Manifestadas nuestras
condiciones con nitidez, creyendo haberles persuadido de que podemos y queremos
echar una mano en la construcción del dispensario, a poco que pongan de su
parte, retomamos la cuesta de las dunas. Pasamos por delante de unos locales,
construidos por una ONG alemana, muy sencillos, originalmente destinados a consultorio médico.

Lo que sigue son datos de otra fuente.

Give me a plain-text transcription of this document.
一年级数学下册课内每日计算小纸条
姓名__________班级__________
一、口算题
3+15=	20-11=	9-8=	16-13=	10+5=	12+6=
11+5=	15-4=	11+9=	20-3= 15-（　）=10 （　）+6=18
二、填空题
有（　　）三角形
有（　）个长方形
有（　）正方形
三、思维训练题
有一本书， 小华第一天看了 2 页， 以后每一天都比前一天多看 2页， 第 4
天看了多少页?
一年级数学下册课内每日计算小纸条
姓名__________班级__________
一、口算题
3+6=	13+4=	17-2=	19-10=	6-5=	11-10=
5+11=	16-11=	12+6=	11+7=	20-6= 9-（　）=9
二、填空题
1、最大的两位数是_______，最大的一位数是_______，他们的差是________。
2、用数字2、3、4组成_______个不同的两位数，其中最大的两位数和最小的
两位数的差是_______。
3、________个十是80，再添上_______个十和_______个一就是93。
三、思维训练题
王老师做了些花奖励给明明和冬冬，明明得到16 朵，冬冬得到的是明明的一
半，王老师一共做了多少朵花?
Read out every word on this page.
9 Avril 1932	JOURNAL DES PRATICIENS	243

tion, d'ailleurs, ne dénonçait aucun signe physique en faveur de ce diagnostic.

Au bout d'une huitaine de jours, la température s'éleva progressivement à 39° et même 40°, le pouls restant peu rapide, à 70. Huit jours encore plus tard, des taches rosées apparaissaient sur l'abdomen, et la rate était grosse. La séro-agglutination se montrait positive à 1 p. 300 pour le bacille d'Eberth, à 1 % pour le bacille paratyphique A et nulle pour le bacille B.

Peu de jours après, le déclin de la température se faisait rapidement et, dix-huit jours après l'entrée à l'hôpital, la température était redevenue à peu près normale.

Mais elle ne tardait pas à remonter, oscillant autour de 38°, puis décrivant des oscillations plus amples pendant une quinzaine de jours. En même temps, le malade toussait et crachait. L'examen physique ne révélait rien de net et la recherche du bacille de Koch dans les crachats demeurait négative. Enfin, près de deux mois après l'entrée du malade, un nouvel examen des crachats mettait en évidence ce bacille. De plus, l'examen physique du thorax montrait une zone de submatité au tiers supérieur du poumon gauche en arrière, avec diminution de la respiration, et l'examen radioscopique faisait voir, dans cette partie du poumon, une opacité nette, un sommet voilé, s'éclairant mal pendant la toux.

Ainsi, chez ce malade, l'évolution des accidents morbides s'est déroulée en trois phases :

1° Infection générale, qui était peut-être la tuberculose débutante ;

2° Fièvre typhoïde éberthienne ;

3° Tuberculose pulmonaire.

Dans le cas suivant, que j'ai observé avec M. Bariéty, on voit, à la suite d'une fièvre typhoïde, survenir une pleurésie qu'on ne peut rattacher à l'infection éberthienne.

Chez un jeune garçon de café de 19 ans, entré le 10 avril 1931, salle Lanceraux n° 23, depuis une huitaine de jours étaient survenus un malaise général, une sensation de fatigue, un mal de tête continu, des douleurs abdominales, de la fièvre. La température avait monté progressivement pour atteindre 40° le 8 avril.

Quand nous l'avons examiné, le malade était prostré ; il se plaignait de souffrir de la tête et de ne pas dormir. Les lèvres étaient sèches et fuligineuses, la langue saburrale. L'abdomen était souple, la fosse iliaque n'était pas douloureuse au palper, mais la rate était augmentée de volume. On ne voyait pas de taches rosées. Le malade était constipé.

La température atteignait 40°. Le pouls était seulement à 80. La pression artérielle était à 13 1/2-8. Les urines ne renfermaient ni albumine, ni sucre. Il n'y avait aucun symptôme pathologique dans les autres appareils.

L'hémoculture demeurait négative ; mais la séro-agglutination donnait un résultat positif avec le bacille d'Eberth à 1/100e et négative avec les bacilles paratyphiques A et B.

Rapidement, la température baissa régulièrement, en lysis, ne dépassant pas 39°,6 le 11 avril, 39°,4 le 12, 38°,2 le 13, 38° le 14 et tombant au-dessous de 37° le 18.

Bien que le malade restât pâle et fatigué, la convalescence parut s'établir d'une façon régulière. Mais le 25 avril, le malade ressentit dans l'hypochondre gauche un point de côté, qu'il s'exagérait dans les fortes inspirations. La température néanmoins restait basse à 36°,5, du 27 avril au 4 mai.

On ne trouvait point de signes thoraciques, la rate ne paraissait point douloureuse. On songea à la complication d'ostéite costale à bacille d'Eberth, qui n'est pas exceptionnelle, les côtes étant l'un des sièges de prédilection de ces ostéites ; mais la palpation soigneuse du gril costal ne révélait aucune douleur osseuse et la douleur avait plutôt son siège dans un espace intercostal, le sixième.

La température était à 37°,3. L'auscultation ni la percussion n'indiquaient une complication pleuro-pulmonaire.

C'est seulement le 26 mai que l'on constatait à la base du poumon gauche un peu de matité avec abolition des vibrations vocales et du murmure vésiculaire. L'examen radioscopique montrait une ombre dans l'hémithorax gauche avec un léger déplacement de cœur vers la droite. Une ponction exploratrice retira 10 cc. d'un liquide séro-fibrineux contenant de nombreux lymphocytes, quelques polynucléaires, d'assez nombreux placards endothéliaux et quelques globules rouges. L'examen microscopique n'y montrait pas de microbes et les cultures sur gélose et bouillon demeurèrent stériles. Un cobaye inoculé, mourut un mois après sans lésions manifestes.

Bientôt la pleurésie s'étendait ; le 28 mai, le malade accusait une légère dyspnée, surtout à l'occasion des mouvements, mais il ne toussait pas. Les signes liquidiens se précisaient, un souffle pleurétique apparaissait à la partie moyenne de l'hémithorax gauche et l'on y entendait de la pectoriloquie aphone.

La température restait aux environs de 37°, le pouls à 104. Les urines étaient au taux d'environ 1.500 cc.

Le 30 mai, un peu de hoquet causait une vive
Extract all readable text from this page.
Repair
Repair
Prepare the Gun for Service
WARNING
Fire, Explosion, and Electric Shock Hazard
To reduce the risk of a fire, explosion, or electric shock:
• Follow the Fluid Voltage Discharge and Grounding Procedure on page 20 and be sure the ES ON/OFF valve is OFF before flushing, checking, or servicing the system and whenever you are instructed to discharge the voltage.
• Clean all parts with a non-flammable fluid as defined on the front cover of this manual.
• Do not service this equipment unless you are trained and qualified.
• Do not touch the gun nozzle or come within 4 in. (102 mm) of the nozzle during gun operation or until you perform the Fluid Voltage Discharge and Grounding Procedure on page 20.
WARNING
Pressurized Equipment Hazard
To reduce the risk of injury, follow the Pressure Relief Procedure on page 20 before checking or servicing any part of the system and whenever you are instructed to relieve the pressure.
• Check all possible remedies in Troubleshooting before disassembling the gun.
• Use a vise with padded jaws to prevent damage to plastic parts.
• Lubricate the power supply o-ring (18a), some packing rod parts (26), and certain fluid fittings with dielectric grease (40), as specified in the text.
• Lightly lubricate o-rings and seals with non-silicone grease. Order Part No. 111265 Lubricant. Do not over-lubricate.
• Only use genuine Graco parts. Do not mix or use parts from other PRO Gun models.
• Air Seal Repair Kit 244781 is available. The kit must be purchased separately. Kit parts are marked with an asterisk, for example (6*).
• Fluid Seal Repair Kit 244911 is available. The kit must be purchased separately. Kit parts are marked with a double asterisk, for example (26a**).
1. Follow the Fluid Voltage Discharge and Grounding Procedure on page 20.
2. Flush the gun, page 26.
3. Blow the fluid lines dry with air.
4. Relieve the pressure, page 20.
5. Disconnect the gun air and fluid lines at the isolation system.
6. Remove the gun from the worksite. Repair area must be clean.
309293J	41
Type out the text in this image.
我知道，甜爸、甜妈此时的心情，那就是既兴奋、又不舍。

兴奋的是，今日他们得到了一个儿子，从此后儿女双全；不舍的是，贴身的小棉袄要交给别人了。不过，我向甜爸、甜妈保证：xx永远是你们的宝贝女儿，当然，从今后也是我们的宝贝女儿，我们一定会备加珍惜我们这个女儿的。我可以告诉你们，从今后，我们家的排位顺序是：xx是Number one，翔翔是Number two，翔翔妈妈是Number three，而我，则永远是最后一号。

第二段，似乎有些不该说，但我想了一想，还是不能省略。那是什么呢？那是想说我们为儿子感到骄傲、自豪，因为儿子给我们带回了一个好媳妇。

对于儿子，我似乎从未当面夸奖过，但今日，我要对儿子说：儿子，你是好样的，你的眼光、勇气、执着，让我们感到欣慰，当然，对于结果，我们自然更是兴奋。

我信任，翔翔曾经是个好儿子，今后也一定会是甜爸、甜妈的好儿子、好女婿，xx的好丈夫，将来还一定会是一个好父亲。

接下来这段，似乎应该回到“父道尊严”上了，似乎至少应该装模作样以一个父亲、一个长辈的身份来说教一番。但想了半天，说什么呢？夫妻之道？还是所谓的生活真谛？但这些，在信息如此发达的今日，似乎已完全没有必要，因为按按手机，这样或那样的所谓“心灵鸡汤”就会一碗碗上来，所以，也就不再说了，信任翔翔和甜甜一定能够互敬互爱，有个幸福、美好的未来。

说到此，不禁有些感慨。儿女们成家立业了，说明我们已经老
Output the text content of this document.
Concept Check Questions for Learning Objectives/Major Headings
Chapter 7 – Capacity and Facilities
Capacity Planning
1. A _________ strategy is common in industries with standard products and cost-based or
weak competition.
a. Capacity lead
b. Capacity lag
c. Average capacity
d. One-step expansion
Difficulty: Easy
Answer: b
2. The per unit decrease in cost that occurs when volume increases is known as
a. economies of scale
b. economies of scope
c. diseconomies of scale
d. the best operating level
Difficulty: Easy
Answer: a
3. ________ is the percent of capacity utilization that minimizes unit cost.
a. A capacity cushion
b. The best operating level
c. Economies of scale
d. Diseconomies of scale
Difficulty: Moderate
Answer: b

Desgraciadamente, esto incrementa nuestra desconfianza ante la situación, ahora
hacen las funciones de almacén para materiales de construcción. Concluimos que
lo mejor será, a nuestra vuelta, ponernos en contacto con nuestros amigos de
Molins de Rei e intentar, entre todos, despejar las dudas que puedan existir en
el proyecto antes de que empiece la construcción del mismo. Atesoramos una
modesta experiencia en la zona y, no deja de ser sorprendente, quizás en otras
aldeas no nos hayamos enterado, el hecho de que una comunidad tan pequeña,
relativamente aislada y que ha tenido la fortuna de que alguien venga a echar
una mano se muestre tan desunida.
Subimos renqueantes las
dunas. El calor, aunque fuerte, es seco, lo cual, de alguna forma, permite que,
bien que con lentitud, avancemos sobre la arena, intentando buscar las zonas
firmes, la arena aplastada en las rodadas marcadas por las carretas. Nos
cruzamos con un par de ellas, bien cargadas, hasta los topes de mijo
geométricamente alineado. Y por fin, alcanzamos las dos camionetas. El
presidente de la Fundación, Narcisse, acusando el esfuerzo del debate previo y
el peso del calor a esta hora de la jornada, hace las funciones de coche
escoba. Helléne et Isabelle le escoltan. De fondo, una vez más, el imponente
acantilado empieza a difuminarse en la distancia. Misión cumplida. Arrancamos
los coches. El Mitsubishi Pajero de Abel comienza a escarbar con sus ruedastraseras en la arena, se hunden casi hasta el eje. Menos mal que el Toyota ha
salido sin dificultades. Con una soga de circunstancias lo atamos al Mitsubishi.
Metemos ramas de arbustos debajo de las ruedas, quitamos tanta arena como
podemos con las manos. Al primer intento, crac, la soga que nos iba a salvar se
rompe.
Mediodía ideal para llamar a
una grúa. Narcisse, gran especialista en vehículos y reparaciones varias le da
un subidón de adrenalina, hace un minuto exhausto, al siguiente, ni corto ni
perezoso se mete debajo del Toyota, los sesenta años largos –y quizá los años
de escuela en la Fiat de Turín- dan experiencia para saber como se desatasca
una camioneta en medio del Sahara. Si se vuelve a romper la soga por la mitad,
no tenemos otra, ya podemos empezar a cavilar si es preferible esperar a que
llegue la tarde y baje el calor o requisar todos los asnos en cincuenta
kilómetros a la redonda. A la una, a las dos, a las tres. Brummmm y crac, la
soga se vuelve a romper, pero en el último momento, las ruedas han debido de
coger algo de firme y el vehículo, mal que bien, ha salido del atolladero.
Salvados por la campana. Nombori desaparece tras las dunas. El acantilado se
queda flotando sobre ellas. Más caminos enrevesados para el regreso a
Bandiagara. Pero ya, afortunadamente, sin arena.